A bar graph showing that black adults are more likely than white or Hispanic adults to say there is ethnic and racial conflict in the United States

There are also significant differences on issues of societal conflict regarding racial and ethnic identity in the United States. Non-Hispanic white adults are significantly more likely than non-Hispanic or Hispanic black adults to say that there is conflict between people who support different political parties. , although large majorities from all three groups agree. When it comes to conflict between people of different racial and ethnic backgrounds, 82% of black Americans say there is very strong or strong conflict, compared to about seven in ten White and Hispanic Americans. Black and Hispanic adults are significantly more likely than white adults to say that there is conflict between people who practice different religions.
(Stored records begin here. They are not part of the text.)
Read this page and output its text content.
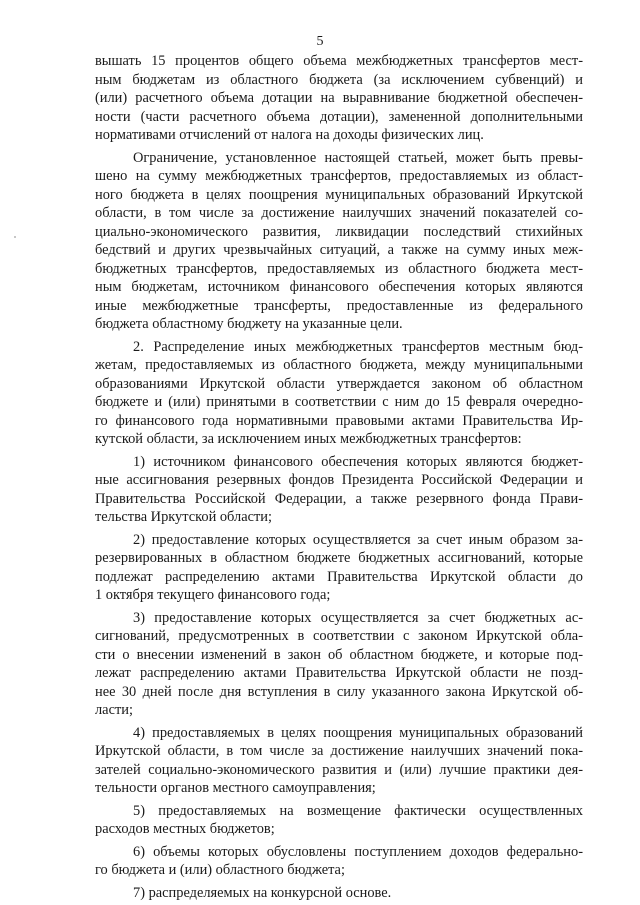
5

вышать 15 процентов общего объема межбюджетных трансфертов мест-
ным бюджетам из областного бюджета (за исключением субвенций) и
(или) расчетного объема дотации на выравнивание бюджетной обеспечен-
ности (части расчетного объема дотации), замененной дополнительными
нормативами отчислений от налога на доходы физических лиц.

Ограничение, установленное настоящей статьей, может быть превы-
шено на сумму межбюджетных трансфертов, предоставляемых из област-
ного бюджета в целях поощрения муниципальных образований Иркутской
области, в том числе за достижение наилучших значений показателей со-
циально-экономического развития, ликвидации последствий стихийных
бедствий и других чрезвычайных ситуаций, а также на сумму иных меж-
бюджетных трансфертов, предоставляемых из областного бюджета мест-
ным бюджетам, источником финансового обеспечения которых являются
иные межбюджетные трансферты, предоставленные из федерального
бюджета областному бюджету на указанные цели.

2. Распределение иных межбюджетных трансфертов местным бюд-
жетам, предоставляемых из областного бюджета, между муниципальными
образованиями Иркутской области утверждается законом об областном
бюджете и (или) принятыми в соответствии с ним до 15 февраля очередно-
го финансового года нормативными правовыми актами Правительства Ир-
кутской области, за исключением иных межбюджетных трансфертов:

1) источником финансового обеспечения которых являются бюджет-
ные ассигнования резервных фондов Президента Российской Федерации и
Правительства Российской Федерации, а также резервного фонда Прави-
тельства Иркутской области;

2) предоставление которых осуществляется за счет иным образом за-
резервированных в областном бюджете бюджетных ассигнований, которые
подлежат распределению актами Правительства Иркутской области до
1 октября текущего финансового года;

3) предоставление которых осуществляется за счет бюджетных ас-
сигнований, предусмотренных в соответствии с законом Иркутской обла-
сти о внесении изменений в закон об областном бюджете, и которые под-
лежат распределению актами Правительства Иркутской области не позд-
нее 30 дней после дня вступления в силу указанного закона Иркутской об-
ласти;

4) предоставляемых в целях поощрения муниципальных образований
Иркутской области, в том числе за достижение наилучших значений пока-
зателей социально-экономического развития и (или) лучшие практики дея-
тельности органов местного самоуправления;

5) предоставляемых на возмещение фактически осуществленных
расходов местных бюджетов;

6) объемы которых обусловлены поступлением доходов федерально-
го бюджета и (или) областного бюджета;

7) распределяемых на конкурсной основе.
A bar graph showing Liberal Democrats most likely to say Americans disagree on basic facts

In the United States, supporters are about as likely to say that Americans disagree on the basic facts. Six in ten Democrats share this view, as do about six in ten Republicans. But liberal Democrats (68%) are significantly more likely than moderate and conservative Democrats (52%) to say that most Americans disagree on basic facts. Among conservative Republicans, 62% say most people disagree on the basic facts, while 54% of moderate and liberal Republicans say so.

About six in ten non-Hispanic and Hispanic white adults say that when it comes to important issues facing the United States, most people disagree on the basic facts. Non-Hispanic black adults are significantly less likely to hold this view than white or Hispanic adults, with 49% saying most people disagree on the basic facts. Those with a college degree or more are also much more likely to say that people disagree on basic facts than those with a college degree or less (63% and 56%, respectively).

Note: The following are the questions used for this analysis, along with the answers. Visit our methodological database for more information on survey methods outside the United States. For respondents in the United States, learn more about the ATP methodology.

Aidan Connaughton is a research assistant specializing in global attitudes research at the Pew Research Center.